Guga S'Thebe Arts, Culture and Heritage Village
WON GLOBAL AWARD 2008
WON DESIGN AND HEALTH INTERNATIONAL ACADEMY AWARDS IN 2010
“Guga S’thebeKudala Usophulela” is a Xhosa idiom praising an aging serving platter for its enduring friendly service. The platter serves everyone welcomed in the house and has served many generations and different types of people from all walks of life, preparing and nourishing them for the future.
The site is located on the corner of Washington and Church street in Langa, the site where thousands of people burnt their passes before marching to town in 1954, sits to the east of the site. The building deals with the significance of the site while clearly being a public building despite its modest size. The aim of the project is to provide a home for arts, culture and heritage for the Western Cape, which is unique and culturally reflective.

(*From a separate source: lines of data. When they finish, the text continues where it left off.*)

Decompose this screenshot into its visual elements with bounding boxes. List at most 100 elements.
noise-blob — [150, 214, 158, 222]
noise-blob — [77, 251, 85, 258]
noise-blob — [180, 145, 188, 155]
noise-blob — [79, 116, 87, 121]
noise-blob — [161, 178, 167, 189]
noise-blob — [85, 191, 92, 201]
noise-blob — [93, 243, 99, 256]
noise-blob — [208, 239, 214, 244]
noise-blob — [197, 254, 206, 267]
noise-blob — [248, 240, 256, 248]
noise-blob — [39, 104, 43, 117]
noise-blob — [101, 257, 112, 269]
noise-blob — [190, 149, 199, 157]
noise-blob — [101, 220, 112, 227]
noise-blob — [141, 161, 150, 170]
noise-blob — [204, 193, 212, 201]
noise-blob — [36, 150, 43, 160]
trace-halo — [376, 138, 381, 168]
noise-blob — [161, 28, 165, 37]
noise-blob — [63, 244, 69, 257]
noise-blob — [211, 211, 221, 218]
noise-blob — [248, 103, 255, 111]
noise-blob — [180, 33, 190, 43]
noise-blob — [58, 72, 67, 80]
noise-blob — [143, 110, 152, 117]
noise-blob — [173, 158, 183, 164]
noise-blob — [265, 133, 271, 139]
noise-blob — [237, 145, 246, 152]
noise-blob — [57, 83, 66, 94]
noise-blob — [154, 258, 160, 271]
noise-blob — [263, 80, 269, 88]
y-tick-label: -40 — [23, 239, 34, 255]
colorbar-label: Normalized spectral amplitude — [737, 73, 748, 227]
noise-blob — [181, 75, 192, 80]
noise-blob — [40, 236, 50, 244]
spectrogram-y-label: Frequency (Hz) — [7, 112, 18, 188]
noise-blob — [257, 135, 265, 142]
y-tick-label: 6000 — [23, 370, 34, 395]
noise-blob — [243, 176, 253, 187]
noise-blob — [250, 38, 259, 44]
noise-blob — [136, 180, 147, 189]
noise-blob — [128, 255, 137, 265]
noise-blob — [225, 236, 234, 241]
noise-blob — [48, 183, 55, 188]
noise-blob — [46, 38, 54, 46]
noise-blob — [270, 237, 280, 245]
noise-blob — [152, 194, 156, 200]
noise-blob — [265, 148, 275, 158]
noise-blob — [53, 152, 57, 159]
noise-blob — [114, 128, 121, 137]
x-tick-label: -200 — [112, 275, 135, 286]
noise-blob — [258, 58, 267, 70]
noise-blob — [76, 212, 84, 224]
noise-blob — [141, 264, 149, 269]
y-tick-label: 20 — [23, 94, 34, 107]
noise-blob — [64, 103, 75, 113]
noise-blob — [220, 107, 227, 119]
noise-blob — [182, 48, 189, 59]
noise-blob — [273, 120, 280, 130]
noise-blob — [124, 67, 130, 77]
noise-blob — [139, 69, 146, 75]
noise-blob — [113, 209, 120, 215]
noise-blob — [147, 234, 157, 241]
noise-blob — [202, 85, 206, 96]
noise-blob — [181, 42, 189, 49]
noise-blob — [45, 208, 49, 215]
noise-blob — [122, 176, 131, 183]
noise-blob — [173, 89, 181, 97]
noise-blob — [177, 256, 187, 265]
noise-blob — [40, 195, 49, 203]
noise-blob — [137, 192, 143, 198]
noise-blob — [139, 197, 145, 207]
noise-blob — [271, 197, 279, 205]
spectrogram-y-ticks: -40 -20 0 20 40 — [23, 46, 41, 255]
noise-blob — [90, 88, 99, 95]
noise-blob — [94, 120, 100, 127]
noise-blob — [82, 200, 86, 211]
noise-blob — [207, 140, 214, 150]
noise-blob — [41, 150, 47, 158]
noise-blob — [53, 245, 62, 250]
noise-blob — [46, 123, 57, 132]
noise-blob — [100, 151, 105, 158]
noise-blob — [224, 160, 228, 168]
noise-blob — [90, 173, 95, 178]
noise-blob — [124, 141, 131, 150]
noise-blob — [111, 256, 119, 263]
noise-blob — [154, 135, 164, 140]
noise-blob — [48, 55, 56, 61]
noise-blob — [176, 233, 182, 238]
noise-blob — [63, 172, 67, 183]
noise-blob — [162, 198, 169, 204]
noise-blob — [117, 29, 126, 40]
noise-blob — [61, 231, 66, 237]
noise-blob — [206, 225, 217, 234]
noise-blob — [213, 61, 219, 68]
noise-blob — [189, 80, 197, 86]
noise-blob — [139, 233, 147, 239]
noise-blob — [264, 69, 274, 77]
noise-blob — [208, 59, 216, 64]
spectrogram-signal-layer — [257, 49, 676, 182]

This is clearly a post Apartheid building. In the first place it deals with the community’s needs as principle guide to the design, and secondly the response is rooted on the site. The architecture is unique but it is generically closer associated to the fragmentation of a squatter camp than the monotony of the Apartheid Township. The design process took over 18 months to complete. Different schemes with models were investigated, until a final design was agreed on. It was a difficult process as it was initially required by the older generation that a large ‘rondawel’ should be built to reflect the predominant rural and cultural historical background of the residents. On the other hand, the youth aspired to sports cars and mobile phones. The final solution is a contemporary building.
When we observed the aerial photographs, we noticed the distinct paths people used across the site. These were used to generate the main concept of the design. The design therefore consists of various ‘separate’ building components forming a “village”. The building spaces are arranged around these main circulation paths with courtyards forming external rooms nestled in between the internal spaces. This enables a rather small building to become a much larger facility with a number of indoor and outdoor rooms.
The building is only 820 square meters in total but includes four artists’ studios, two of which will be used for performing arts and two for visual arts. The ‘cone’ space is designed to be an events and visual arts multi – purpose space which makes reference to the traditional ‘rondawel’ vernacular. For small intimate performances it is able to host 150 spectators. The outdoor stage and seating is used for bigger performances. The forecourt and ablutions boasts ceramic artwork by local artists and young people who were trained in ceramic work to welcome visitors into the building.
A phase II children's theatre was completed in 2015 to the South of the original building. This project was a collaboration between students of the RWTH Aachen University, Dusseldorf Peter Behrens School of Architecture and Georgia Institute of Technology.
Thousands of tourists from all over the world visit the building on a daily basis. It is also used locally for cultural exchange programmes.